Working in a command line environment is recommended for ease of use with git and dvc. If on Windows, WSL1 or 2 is recommended.
- Download and install conda if you don’t have it already.
- Use the supplied requirements file to create a new environment, or
- conda create -n [envname] "python=3.8" scikit-learn dvc pandas numpy pytest jupyter jupyterlab fastapi uvicorn -c conda-forge
- Install git either through conda (“conda install git”) or through your CLI, e.g. sudo apt-get git.
- Create a directory for the project and initialize Git and DVC.
- Connect your local Git repository to GitHub.
- GitHub Actions are setup on this repository. Pre-made "Python Application" has been setup with the python version 3.8 which runs pytest and flake8 on push and requires both to pass without error.

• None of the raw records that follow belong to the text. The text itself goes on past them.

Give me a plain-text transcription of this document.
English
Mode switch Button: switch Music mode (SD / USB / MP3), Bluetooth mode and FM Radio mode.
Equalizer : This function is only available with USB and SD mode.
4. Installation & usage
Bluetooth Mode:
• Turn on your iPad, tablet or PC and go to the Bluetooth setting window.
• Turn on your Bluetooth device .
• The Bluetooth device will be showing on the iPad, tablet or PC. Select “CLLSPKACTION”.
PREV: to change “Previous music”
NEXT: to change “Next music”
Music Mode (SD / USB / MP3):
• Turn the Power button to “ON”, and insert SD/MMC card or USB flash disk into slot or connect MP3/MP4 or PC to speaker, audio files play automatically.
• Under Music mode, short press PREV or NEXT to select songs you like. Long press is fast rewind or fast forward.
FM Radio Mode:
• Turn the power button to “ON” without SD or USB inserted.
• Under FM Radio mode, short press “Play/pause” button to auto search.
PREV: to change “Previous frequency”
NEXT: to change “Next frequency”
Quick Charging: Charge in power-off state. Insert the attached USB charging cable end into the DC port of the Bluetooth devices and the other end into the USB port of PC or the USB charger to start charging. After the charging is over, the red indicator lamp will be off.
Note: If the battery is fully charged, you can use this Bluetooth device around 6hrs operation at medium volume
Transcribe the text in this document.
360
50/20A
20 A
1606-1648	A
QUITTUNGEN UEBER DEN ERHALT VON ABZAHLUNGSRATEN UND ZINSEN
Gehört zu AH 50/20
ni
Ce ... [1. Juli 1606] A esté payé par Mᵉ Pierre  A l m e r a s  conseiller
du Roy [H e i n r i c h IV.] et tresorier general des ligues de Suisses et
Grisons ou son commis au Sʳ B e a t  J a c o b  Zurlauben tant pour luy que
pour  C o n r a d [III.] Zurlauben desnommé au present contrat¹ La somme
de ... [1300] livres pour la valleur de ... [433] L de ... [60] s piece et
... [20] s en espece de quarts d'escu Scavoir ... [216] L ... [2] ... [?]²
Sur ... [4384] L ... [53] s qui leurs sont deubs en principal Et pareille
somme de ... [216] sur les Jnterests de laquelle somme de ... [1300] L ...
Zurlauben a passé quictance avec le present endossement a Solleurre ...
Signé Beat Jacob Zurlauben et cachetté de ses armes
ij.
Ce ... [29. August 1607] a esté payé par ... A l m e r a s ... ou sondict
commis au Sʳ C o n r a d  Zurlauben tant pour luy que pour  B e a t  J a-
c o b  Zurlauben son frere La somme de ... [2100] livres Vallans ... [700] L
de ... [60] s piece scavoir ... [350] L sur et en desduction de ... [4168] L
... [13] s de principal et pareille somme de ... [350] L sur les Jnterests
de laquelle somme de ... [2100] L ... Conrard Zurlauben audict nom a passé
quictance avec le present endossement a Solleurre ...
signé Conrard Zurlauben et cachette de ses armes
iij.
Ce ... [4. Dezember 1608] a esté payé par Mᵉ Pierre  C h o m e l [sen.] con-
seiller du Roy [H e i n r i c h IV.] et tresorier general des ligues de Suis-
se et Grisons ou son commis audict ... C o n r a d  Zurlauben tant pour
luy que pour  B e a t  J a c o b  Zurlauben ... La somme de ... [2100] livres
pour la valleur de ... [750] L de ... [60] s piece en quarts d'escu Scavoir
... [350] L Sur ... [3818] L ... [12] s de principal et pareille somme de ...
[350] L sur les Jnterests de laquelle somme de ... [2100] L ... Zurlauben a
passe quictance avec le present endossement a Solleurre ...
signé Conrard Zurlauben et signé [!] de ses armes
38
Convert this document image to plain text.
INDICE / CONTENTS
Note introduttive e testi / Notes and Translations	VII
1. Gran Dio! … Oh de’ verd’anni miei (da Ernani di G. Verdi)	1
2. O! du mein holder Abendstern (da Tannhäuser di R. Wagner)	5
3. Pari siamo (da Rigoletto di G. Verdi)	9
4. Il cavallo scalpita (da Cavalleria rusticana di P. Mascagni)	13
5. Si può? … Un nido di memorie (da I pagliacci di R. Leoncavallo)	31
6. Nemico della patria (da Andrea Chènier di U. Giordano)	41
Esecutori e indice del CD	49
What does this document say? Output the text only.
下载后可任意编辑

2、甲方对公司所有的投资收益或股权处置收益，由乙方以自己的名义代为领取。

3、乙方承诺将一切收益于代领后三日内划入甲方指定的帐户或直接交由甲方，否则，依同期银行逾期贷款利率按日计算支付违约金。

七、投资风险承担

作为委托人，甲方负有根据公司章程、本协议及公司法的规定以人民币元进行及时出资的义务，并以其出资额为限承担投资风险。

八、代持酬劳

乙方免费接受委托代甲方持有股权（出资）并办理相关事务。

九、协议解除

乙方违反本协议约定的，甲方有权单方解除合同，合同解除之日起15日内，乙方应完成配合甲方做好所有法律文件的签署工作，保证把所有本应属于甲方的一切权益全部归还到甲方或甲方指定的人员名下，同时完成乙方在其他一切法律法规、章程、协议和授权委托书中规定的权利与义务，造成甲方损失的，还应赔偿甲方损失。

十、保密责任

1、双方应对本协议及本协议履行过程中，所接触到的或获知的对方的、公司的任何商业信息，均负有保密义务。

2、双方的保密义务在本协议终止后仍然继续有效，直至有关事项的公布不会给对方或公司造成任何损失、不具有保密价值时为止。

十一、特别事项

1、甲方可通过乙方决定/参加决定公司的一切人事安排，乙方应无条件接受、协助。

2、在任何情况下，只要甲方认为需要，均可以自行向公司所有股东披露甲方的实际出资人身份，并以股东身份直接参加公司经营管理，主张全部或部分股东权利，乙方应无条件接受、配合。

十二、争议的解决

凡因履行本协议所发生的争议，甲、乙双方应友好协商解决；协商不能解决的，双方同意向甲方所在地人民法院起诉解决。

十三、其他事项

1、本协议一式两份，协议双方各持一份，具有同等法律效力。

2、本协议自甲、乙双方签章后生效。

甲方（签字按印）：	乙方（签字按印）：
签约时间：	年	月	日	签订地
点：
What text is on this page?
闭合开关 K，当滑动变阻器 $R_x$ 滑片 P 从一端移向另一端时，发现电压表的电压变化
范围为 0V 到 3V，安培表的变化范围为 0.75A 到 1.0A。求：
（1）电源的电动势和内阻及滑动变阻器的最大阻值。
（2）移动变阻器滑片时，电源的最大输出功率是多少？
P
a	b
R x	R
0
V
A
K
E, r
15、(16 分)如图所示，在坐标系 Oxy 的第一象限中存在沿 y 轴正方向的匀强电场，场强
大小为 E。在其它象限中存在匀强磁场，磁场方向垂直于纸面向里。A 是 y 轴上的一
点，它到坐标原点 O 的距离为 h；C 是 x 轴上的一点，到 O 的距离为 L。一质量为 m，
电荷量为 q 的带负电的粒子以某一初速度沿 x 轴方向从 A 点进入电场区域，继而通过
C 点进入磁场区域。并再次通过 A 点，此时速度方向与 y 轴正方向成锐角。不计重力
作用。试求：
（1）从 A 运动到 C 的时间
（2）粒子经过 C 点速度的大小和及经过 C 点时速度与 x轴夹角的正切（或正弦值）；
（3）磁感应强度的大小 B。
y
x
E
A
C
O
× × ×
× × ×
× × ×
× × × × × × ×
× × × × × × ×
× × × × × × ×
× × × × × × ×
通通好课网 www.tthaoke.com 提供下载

- Download census.csv from the data folder in the starter repository.
- Information on the dataset can be found here.
- This data is messy, with additional spaces and NaN values.
- The current pipeline, remove all additional spaces and also removes rows with NaN values.
- After cleaning, you can commit this modified data to DVC under a new name.
- A Random Forest Model has been trained on the cleaned version with the following hyperparameters:
- max_depth = 5
- n_jobs = -1
- random_state = 42 (for both the Random forest model and train_test_split)
compute_model_slice_performance
function outputs the performance of the model on all categorical slices of the data. This is saved in the file 'slice_output.json'.
- A FastAPI RESTful API has been built and deployed on Heroku:
- GET on the root: Displays a welcome message.
- POST on the root: Provides model inference.
- There are 3 unit tests to test the API (one for the GET and two for POST, one that tests each prediction).